Treffer: Deep learning approach for classifying grazing behavior in yearling horses using triaxial accelerometer data: A pilot study.

Title:
Deep learning approach for classifying grazing behavior in yearling horses using triaxial accelerometer data: A pilot study.
Authors:
Kamiya U; School of Agriculture and Animal Science, Obihiro University of Agriculture and Veterinary Medicine, Obihiro, Hokkaido 080-8555, Japan., Kakiuchi K; School of Agriculture and Animal Science, Obihiro University of Agriculture and Veterinary Medicine, Obihiro, Hokkaido 080-8555, Japan., Kawamura K; Department of Agro-environmental Science, Obihiro University of Agriculture and Veterinary Medicine, Obihiro, Hokkaido 080-8555, Japan. Electronic address: kamuken@obihiro.ac.jp., Ueda K; Research Faculty of Agriculture, Hokkaido University, Sapporo, Hokkaido 060-8589, Japan., Kawai M; Shizunai Livestock Farm, Field Science Center for Northern Biosphere, Hokkaido University, Shin-Hidaka, Hokkaido 056-0141, Japan., Matsui A; Equine Science Division, Hidaka Training and Research Center, Japan Racing Association, Hokkaido, 057-0171, Japan., Negishi N; Equine Science Division, Hidaka Training and Research Center, Japan Racing Association, Hokkaido, 057-0171, Japan.
Source:
Journal of equine veterinary science [J Equine Vet Sci] 2025 Dec; Vol. 155, pp. 105706. Date of Electronic Publication: 2025 Oct 01.
Publication Type:
Journal Article
Language:
English
Journal Info:
Publisher: Elsevier Country of Publication: United States NLM ID: 8216840 Publication Model: Print-Electronic Cited Medium: Internet ISSN: 0737-0806 (Print) Linking ISSN: 07370806 NLM ISO Abbreviation: J Equine Vet Sci Subsets: MEDLINE
Imprint Name(s):
Publication: 2003- : New York : Elsevier
Original Publication: [Wildomar, CA : William E. Jones, c1981-
Contributed Indexing:
Keywords: Accelerometry; Deep learning; Equine behavior; Pasture management; Precision livestock farming
Entry Date(s):
Date Created: 20251003 Date Completed: 20251205 Latest Revision: 20251205
Update Code:
20251206
DOI:
10.1016/j.jevs.2025.105706
PMID:
41043567
Database:
MEDLINE

Weitere Informationen

Background: Accurate monitoring of grazing behavior in horses is essential for pasture management and welfare evaluation; however, conventional observation methods are labor-intensive and lack temporal resolution.
Aims/objectives: This pilot study aimed to develop and validate a deep learning model using jaw-mounted accelerometer data to classify grazing and non-grazing behaviors in yearling horses under various pasture conditions.
Methods: Four yearling Thoroughbred horses were equipped with triaxle accelerometers mounted under their jaws. Data were recorded at 10 Hz (100 ms) during a 19 h free-grazing period in a 4.0 ha paddock. A total of 230,286 data points were annotated as grazing (G) or non-grazing (NG) using synchronized video observation. Three deep learning models-one-dimensional convolutional neural network (CNN), long short-term memory (LSTM), and combined CNN+LSTM-were trained and evaluated under varying sampling rates (100-10,000 ms) and time windows (5-60 s). Model performance was assessed using accuracy, F1 score, precision, recall, and area under the curve (AUC).
Results: The CNN+LSTM model demonstrated the highest classification performance with a test accuracy of 98.0 % and an AUC of 1.00. F1 scores were 0.99 for G and 0.97 for NG behavior.
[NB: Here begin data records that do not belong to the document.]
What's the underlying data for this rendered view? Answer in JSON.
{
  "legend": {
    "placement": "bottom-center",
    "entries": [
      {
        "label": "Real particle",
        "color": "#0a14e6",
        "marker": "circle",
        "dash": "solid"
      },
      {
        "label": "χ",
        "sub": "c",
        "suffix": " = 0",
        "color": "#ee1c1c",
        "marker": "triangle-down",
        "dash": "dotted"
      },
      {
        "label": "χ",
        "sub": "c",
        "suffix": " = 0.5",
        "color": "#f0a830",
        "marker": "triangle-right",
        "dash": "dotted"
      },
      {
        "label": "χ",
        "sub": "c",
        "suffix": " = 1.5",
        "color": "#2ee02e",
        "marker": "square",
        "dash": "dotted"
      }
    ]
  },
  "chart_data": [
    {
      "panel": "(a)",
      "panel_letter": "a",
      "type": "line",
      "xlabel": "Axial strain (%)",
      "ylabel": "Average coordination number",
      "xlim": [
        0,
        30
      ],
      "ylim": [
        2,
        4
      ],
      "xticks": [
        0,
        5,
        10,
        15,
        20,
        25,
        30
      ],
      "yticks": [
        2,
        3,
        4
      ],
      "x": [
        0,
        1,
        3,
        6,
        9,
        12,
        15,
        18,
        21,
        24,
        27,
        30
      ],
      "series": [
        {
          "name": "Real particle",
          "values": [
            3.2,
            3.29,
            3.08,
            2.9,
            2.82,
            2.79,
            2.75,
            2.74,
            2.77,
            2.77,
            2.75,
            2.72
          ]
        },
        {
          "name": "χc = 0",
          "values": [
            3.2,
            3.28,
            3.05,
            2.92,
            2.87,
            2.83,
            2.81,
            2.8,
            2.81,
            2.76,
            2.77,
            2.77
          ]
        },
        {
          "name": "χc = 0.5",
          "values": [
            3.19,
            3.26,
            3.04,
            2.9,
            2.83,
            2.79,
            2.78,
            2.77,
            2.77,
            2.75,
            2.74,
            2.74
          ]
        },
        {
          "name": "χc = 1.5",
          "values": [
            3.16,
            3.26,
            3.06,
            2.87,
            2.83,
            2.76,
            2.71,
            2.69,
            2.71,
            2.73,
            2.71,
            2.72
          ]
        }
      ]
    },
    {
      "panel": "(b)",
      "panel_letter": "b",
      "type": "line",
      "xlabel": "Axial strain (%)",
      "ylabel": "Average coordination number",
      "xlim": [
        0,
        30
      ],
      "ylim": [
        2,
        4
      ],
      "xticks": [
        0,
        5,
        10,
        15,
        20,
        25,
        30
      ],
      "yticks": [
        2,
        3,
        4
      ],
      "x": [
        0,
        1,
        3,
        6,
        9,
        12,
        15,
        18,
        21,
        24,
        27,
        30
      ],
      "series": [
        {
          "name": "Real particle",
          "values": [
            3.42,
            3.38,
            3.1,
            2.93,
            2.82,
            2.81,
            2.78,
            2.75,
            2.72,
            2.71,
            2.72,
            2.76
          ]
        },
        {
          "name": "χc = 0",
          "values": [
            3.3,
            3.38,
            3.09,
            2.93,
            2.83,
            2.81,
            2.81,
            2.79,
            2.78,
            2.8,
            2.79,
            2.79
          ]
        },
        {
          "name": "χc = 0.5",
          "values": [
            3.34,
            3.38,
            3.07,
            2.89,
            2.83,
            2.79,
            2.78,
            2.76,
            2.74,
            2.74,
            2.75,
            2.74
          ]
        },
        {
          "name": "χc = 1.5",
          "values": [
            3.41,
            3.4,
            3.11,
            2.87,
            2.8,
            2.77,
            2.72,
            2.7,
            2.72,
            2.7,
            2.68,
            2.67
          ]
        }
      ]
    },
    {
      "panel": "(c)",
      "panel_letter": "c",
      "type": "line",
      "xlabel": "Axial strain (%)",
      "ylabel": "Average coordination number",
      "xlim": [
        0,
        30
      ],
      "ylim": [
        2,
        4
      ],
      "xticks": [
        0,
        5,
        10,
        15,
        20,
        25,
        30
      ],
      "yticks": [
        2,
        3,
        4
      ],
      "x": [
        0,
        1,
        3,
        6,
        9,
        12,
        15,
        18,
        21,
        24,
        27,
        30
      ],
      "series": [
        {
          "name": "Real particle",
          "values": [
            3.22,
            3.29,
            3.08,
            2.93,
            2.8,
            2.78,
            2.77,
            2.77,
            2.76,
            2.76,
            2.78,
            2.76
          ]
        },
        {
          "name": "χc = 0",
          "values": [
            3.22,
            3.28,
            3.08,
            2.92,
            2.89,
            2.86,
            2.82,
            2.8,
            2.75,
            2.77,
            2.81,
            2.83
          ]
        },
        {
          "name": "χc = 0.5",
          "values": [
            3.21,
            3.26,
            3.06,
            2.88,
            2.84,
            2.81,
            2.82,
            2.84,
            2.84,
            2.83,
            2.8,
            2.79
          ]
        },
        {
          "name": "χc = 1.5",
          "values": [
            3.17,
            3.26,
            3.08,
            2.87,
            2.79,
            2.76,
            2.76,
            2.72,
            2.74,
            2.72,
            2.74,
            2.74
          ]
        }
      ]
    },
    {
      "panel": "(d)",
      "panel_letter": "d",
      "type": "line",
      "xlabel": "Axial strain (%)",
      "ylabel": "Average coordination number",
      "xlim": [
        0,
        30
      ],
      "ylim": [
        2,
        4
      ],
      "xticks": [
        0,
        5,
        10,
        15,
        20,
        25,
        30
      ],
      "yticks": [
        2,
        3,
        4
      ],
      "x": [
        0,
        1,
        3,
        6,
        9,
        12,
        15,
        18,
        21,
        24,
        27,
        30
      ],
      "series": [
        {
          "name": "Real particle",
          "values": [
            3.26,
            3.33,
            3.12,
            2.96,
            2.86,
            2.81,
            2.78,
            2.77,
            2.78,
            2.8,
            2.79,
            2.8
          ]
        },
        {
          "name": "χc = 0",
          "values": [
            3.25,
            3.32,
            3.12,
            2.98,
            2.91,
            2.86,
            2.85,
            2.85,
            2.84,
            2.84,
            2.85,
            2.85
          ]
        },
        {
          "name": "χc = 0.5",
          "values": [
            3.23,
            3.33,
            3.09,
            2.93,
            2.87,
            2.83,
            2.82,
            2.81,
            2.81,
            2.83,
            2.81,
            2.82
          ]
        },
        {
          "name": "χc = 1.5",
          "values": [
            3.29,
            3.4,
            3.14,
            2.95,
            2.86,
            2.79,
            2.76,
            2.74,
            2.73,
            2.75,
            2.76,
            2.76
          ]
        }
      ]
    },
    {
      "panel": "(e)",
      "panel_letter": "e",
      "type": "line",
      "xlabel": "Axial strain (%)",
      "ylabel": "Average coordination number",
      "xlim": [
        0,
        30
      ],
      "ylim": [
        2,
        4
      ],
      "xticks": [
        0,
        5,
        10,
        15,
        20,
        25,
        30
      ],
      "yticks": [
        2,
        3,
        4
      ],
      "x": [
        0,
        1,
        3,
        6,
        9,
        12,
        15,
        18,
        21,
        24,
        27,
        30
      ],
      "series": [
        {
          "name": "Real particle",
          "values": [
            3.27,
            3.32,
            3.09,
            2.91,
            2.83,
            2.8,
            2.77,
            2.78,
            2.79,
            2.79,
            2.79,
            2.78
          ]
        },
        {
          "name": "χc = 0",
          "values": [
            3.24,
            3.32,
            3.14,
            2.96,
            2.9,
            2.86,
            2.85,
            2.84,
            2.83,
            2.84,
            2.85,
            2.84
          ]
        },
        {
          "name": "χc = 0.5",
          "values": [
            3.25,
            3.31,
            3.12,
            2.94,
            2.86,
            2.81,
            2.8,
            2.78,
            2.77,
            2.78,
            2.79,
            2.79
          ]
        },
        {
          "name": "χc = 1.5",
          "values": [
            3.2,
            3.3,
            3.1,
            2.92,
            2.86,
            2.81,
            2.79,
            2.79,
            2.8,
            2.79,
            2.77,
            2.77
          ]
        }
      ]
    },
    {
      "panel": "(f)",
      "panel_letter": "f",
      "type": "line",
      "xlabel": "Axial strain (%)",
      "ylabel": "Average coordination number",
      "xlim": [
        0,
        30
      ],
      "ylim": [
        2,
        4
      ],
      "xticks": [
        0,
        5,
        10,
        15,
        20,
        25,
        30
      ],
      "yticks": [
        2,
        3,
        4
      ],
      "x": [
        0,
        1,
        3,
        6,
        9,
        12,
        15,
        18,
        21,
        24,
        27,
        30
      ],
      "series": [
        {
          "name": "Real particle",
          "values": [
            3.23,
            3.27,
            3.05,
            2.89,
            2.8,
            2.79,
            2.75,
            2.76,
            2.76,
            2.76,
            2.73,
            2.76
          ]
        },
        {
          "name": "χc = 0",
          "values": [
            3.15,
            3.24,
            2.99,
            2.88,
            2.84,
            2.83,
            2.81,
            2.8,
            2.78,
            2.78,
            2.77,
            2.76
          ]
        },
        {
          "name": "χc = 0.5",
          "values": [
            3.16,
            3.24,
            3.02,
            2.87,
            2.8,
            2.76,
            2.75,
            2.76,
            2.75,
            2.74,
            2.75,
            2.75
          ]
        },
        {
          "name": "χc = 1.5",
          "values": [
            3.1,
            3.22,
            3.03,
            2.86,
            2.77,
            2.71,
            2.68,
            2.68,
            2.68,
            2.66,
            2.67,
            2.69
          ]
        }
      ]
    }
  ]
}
Across the full observational period, the proportion of grazing behavior was 58.3 % (±2.1 %). Spatial analysis revealed that grazing was concentrated along paddock peripheries, whereas non-grazing was more frequent in central zones.
Conclusion: A deep learning framework that combines CNN and LSTM can accurately classify grazing behavior in horses using jaw-mounted accelerometers. This non-invasive, high-resolution method offers a promising tool for automated behavioral monitoring in pasture-based systems.
(Copyright © 2025. Published by Elsevier Inc.)

Declaration of competing interest None of the authors has any financial or personal relationships that could inappropriately influence or bias the content of this paper.